この発見を発信したい。そう思って、僕は脳内で燻らせていた考えを思いつくやいなや人に披露した。


最初は先生だったと思う。


やんちゃな男子が窓ガラスを割っても怒らない温厚で慈愛に満ちた先生だった。そんな先生だったから、先生は僕を褒めてくれた。


次に僕が話を持ちかけたのは当時、仲の良かったクラス委員の女の子だった。


僕は褒めて欲しい。その一心で彼女にアイデアを披露した。


その子に求めたのは、ただそれだけ、自分の素晴らしい思い付きを褒めてほしいという感情、それだけだった。


今思えば、その褒めて欲しいという感情はその子に対しての恋愛感情への裏返しだったのだろうけど、とにかく、僕は褒めて欲しかった。スゴいと言って欲しかった。いつも元気で、皆のまとめ役で、そして何より可愛くて華があったあの子に。

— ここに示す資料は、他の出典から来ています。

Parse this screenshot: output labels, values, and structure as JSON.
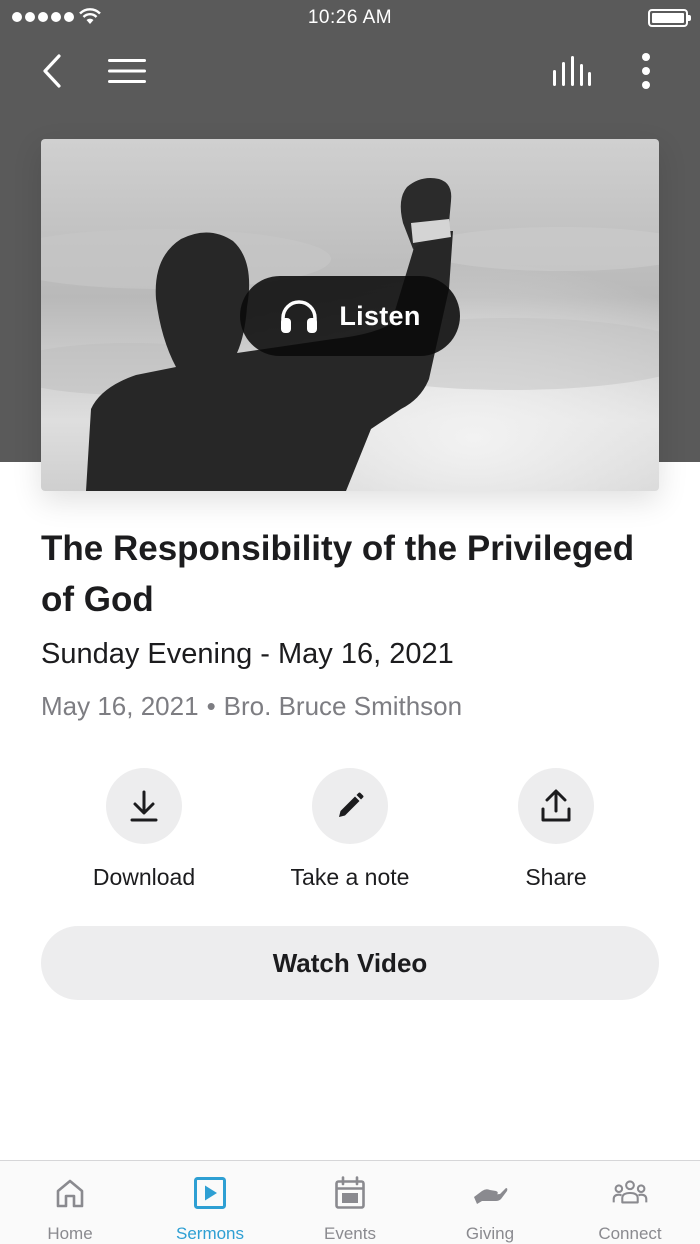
{
  "status_bar": {
    "time": "10:26 AM"
  },
  "colors": {
    "header_bg": "#5a5a5a",
    "accent": "#2e9fd3",
    "inactive": "#8a8a8f",
    "button_bg": "#ededee"
  },
  "header": {
    "back_icon": "chevron-left-icon",
    "menu_icon": "hamburger-icon",
    "audio_icon": "equalizer-icon",
    "more_icon": "more-vertical-icon"
  },
  "hero": {
    "listen_label": "Listen",
    "listen_icon": "headphones-icon"
  },
  "sermon": {
    "title": "The Responsibility of the Privileged of God",
    "subtitle": "Sunday Evening - May 16, 2021",
    "date": "May 16, 2021",
    "separator": "•",
    "speaker": "Bro. Bruce Smithson"
  },
  "actions": [
    {
      "label": "Download",
      "icon": "download-icon"
    },
    {
      "label": "Take a note",
      "icon": "pencil-icon"
    },
    {
      "label": "Share",
      "icon": "share-icon"
    }
  ],
  "watch_video_label": "Watch Video",
  "tabs": [
    {
      "label": "Home",
      "icon": "home-icon",
      "active": false
    },
    {
      "label": "Sermons",
      "icon": "play-square-icon",
      "active": true
    },
    {
      "label": "Events",
      "icon": "calendar-icon",
      "active": false
    },
    {
      "label": "Giving",
      "icon": "hand-icon",
      "active": false
    },
    {
      "label": "Connect",
      "icon": "people-icon",
      "active": false
    }
  ]
}
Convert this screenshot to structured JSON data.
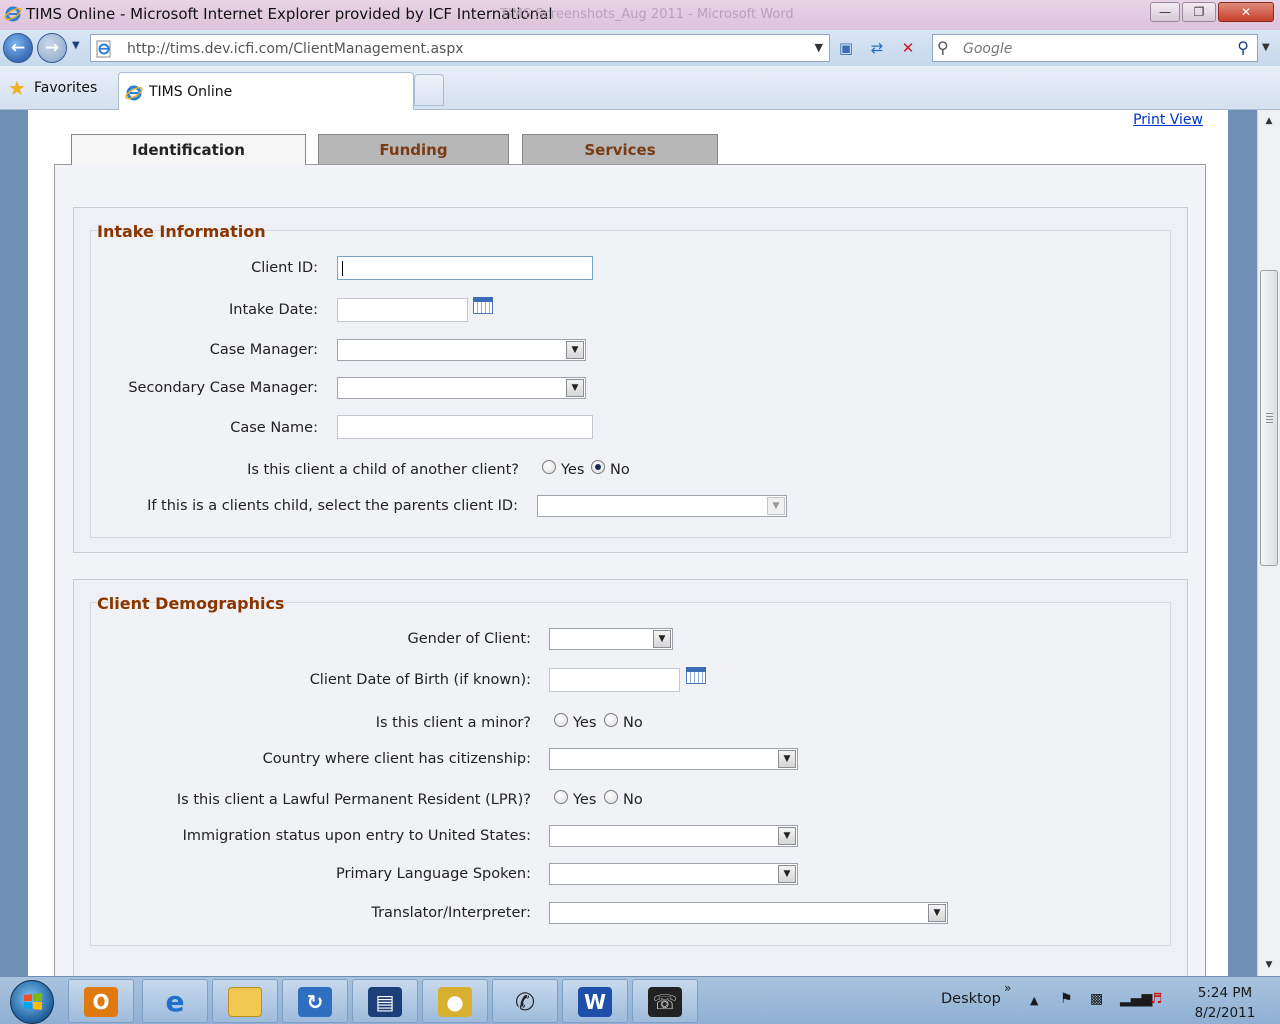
{
  "window": {
    "title": "TIMS Online - Microsoft Internet Explorer provided by ICF International",
    "background_title": "TIMS Screenshots_Aug 2011 - Microsoft Word",
    "controls": {
      "minimize": "—",
      "restore": "❐",
      "close": "✕"
    }
  },
  "address_bar": {
    "url": "http://tims.dev.icfi.com/ClientManagement.aspx",
    "search_placeholder": "Google"
  },
  "favorites_bar": {
    "favorites_label": "Favorites",
    "tab_title": "TIMS Online"
  },
  "page": {
    "print_view": "Print View",
    "tabs": [
      {
        "label": "Identification",
        "active": true
      },
      {
        "label": "Funding",
        "active": false
      },
      {
        "label": "Services",
        "active": false
      }
    ],
    "intake": {
      "title": "Intake Information",
      "client_id_label": "Client ID:",
      "client_id_value": "",
      "intake_date_label": "Intake Date:",
      "intake_date_value": "",
      "case_manager_label": "Case Manager:",
      "case_manager_value": "",
      "secondary_case_manager_label": "Secondary Case Manager:",
      "secondary_case_manager_value": "",
      "case_name_label": "Case Name:",
      "case_name_value": "",
      "child_question": "Is this client a child of another client?",
      "child_answer": "No",
      "parent_question": "If this is a clients child, select the parents client ID:",
      "parent_value": ""
    },
    "demographics": {
      "title": "Client Demographics",
      "gender_label": "Gender of Client:",
      "dob_label": "Client Date of Birth (if known):",
      "minor_question": "Is this client a minor?",
      "country_label": "Country where client has citizenship:",
      "lpr_question": "Is this client a Lawful Permanent Resident (LPR)?",
      "immigration_label": "Immigration status upon entry to United States:",
      "language_label": "Primary Language Spoken:",
      "translator_label": "Translator/Interpreter:"
    },
    "yes_label": "Yes",
    "no_label": "No"
  },
  "taskbar": {
    "apps": [
      "outlook-icon",
      "internet-explorer-icon",
      "folder-icon",
      "sync-icon",
      "network-icon",
      "vpn-lock-icon",
      "phone-icon",
      "word-icon",
      "dialer-icon"
    ],
    "desktop_label": "Desktop",
    "time": "5:24 PM",
    "date": "8/2/2011"
  },
  "colors": {
    "section_title": "#8b3500",
    "inactive_tab": "#b7b7b7",
    "link": "#0033cc"
  }
}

しかし、彼女は首を傾げて「ちょっと難しくて、何言っているのか分かんないや」と、可愛く言った。


僕はショックだった。


僕が淡い恋心を抱いていたクラス委員の子が首を傾げて「何を言っているのか分からない」と答えた事を受け入れることが出来なかった。否定された気がした。


今、思えばツッコミどころは数え切れないくらい有る。


けれど、その一度きりの一言が、僕の心を粉砕したのだった。


パズルだったらまた組み直せば良い。けれど、砕け散ったガラスを元に戻すのは、出来ないことは無いかも知れないが、労力と技術が要る難しい事だ。


しかも、その後の対応が悪かった。


裏切られた。そんな勝手な解釈をした僕は、砕け散ったガラスを元に戻す技術と、それに必要な力を伝授してくれるはずの学校に行くのを止めた。つまり不登校だった。


この時、僕にとって不幸だったのは両親が心配性でなおかつ、小金持ちだったと言う事かも知れない。柳小路少年が失意の底に落ちたと知るやいなや、両親は学校に行かないでいいと柳小路少年を泣きながら抱きしめた。


こうして、柳小路少年は青春を失ったのだった。


時に、彼が中学2年生の頃だった。